To find the missing length of 𝐶𝐷,
we’re going to use a key fact about parallel lines and the proportionality of the
transversals. And that is, if three or more
parallel lines are cut by two transversals. Then, they divide the transversal
proportionally. So taking a look on our transversal
𝑀 prime, we can write that our segment 𝑍𝑁 over the segment 𝑋𝑍 has a
proportional relationship to the transversal 𝑀, which is equal to the segment 𝐶𝐷
over the segment 𝐴𝐶.
If we define our unknown length
𝐶𝐷 as 𝑥, then we can fill in the values that we have for our line segments.
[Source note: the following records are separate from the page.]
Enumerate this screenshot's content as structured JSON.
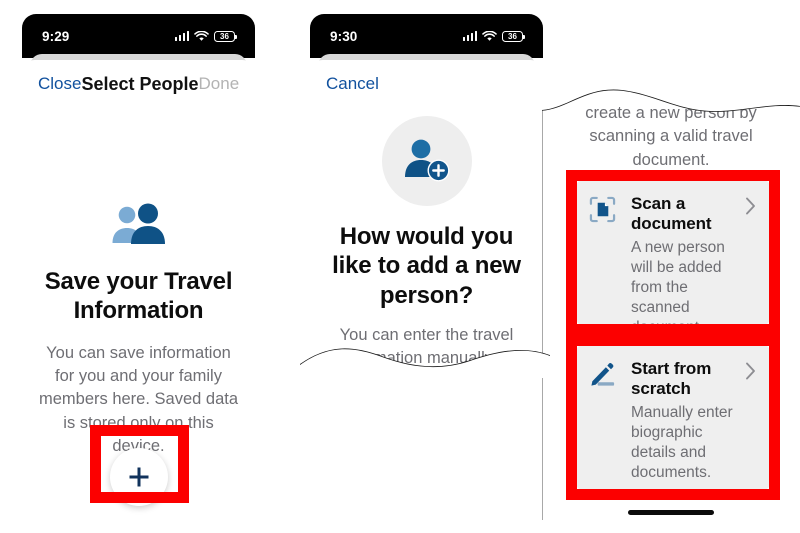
{
  "meta": {
    "accent_blue": "#11519e",
    "highlight_red": "#fc0000",
    "card_gray": "#efefef",
    "muted_text": "#6e6e73"
  },
  "panel1": {
    "status": {
      "time": "9:29",
      "battery": "36",
      "signal_icon": "cellular-bars-icon",
      "wifi_icon": "wifi-icon",
      "battery_icon": "battery-icon"
    },
    "nav": {
      "close_label": "Close",
      "title": "Select People",
      "done_label": "Done"
    },
    "icon": "two-people-icon",
    "headline": "Save your Travel Information",
    "body": "You can save information for you and your family members here. Saved data is stored only on this device.",
    "fab_icon": "plus-icon"
  },
  "panel2": {
    "status": {
      "time": "9:30",
      "battery": "36",
      "signal_icon": "cellular-bars-icon",
      "wifi_icon": "wifi-icon",
      "battery_icon": "battery-icon"
    },
    "nav": {
      "cancel_label": "Cancel"
    },
    "icon": "person-add-icon",
    "headline": "How would you like to add a new person?",
    "body": "You can enter the travel information manually or create a new person by"
  },
  "panel3": {
    "body_continued": "create a new person by scanning a valid travel document.",
    "options": [
      {
        "icon": "scan-document-icon",
        "title": "Scan a document",
        "desc": "A new person will be added from the scanned document.",
        "chevron": "chevron-right-icon"
      },
      {
        "icon": "pencil-edit-icon",
        "title": "Start from scratch",
        "desc": "Manually enter biographic details and documents.",
        "chevron": "chevron-right-icon"
      }
    ]
  }
}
Since 𝑍𝑁 is eight and 𝑋𝑍 is 12,
we can write eight over 12. On the transversal 𝑀, we have our
unknown length 𝐶𝐷 as 𝑥. And the line 𝐴𝐶 is made up of the
sections five and 10, which is 15. We can simplify our fraction eight
12ths by dividing the numerator and denominator by four, which leaves us with the
equation two-thirds equals 𝑥 over 15.
To solve this, we take the cross
product. So, we have two times 15 which is
30 is equal to three 𝑥. And therefore, to find 𝑥, we
divide both sides by three, which gives us that 10 equals 𝑥, where 𝑥 is 10. And since 𝑥 corresponds to the
length of 𝐶𝐷, then we have our final answer that the length of 𝐶𝐷 is 10.